The home secretary, after a quick assessment of the findings of the Comptroller and Auditor General, has given a clean chit to the Home Department. In a report submitted to the government on Wednesday, additional chief secretary (ACS) in charge of home Vishwas said he had found no merit in most of findings made by the CAG against Kerala Police and its DGP Loknath Behera.
The ACS has also approved the Crime Branch finding that no 5.56 mm INSAS rifles had gone missing from the police armoury. The CAG report had said there was a shortage of 25 such rifles. The Crime Branch had on February 17 did a public count of the rifles to demonstrate that none had gone missing.
As for the vanished bullets, the ACS report said more investigation needs to be carried out. The report hinted that it could be nothing more than a procedural lapse. A CB team led by Crime Branch IG S Sreejith has already begun a probe into the mystery of the missing bullets. The CAG finding was that 12,061 bullets were missing from the armory of the Special Armed Police Battallion (SAPB), Thiruvananthapuram.
The ACS report has seconded Crime Branch ADGP Tomin J Thachankary's reasoning that bullets were lost from 1996, the year the LDF government under V S Achuthanandan took over. For the purposes of investigation, this near quarter century period will be divided into seven phases.
The CB probe will check whether periodical physical verification were conducted by officers. It was only in 2004 that an executive order was issued detailing the steps to be taken to secure and maintain arms and ammunition in the Police Department.
The directions included instructions to officers who were in charge of arms and ammunition into check the stock under their charge at least once a week and make an entry in in the register maintained for the purpose. It was also instructed that the Company Commander/Circle Inspector should conduct surprise physical verification of stocks of Arms and Ammunition once a month and make a record of it in the register maintained for the purpose.
Further, the Superintendent of Police/Commandant should check the arms and ammunition once in every six months and satisfy himself that they were properly maintained. It was also laid down that senior police officers visiting the camps or police stations, too, should physically verify the arms and ammunitions in stock, the quantity received and issued, and jot down their findings in their Inspection Reports.
The CAG audit had found that no such verification was done in any consistent manner.

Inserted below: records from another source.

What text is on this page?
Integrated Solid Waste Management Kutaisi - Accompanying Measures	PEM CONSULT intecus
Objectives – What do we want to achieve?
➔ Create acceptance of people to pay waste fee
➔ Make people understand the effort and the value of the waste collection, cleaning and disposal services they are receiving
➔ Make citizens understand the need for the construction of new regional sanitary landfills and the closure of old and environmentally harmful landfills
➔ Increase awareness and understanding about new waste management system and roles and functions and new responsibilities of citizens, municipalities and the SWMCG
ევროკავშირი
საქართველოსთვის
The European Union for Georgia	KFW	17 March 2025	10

The ACS report says that the CAG's accusation of Keltron was "unjustified". The CAG had pulled up Keltron for doing away with open tenders while inviting bids for special orders. The CAG had also stated that Kerala Police could have bypassed Keltron and floated limited tenders. "Besides Kerala Police, Keltron was total solutions provider for many other public sector units," the ACS report states. Further, the ACS report states that Keltron was functioning as Kerala Police's total solutions provider on the basis of a government order.
The DGP was also given a clean chit. The report said that a villa was constructed for the DGP because there was no official residence for the topmost police functionary in the state. As for the diversion of funds meant for the modernisation of the police force, the ACS report said it was later ratified by the Cabinet.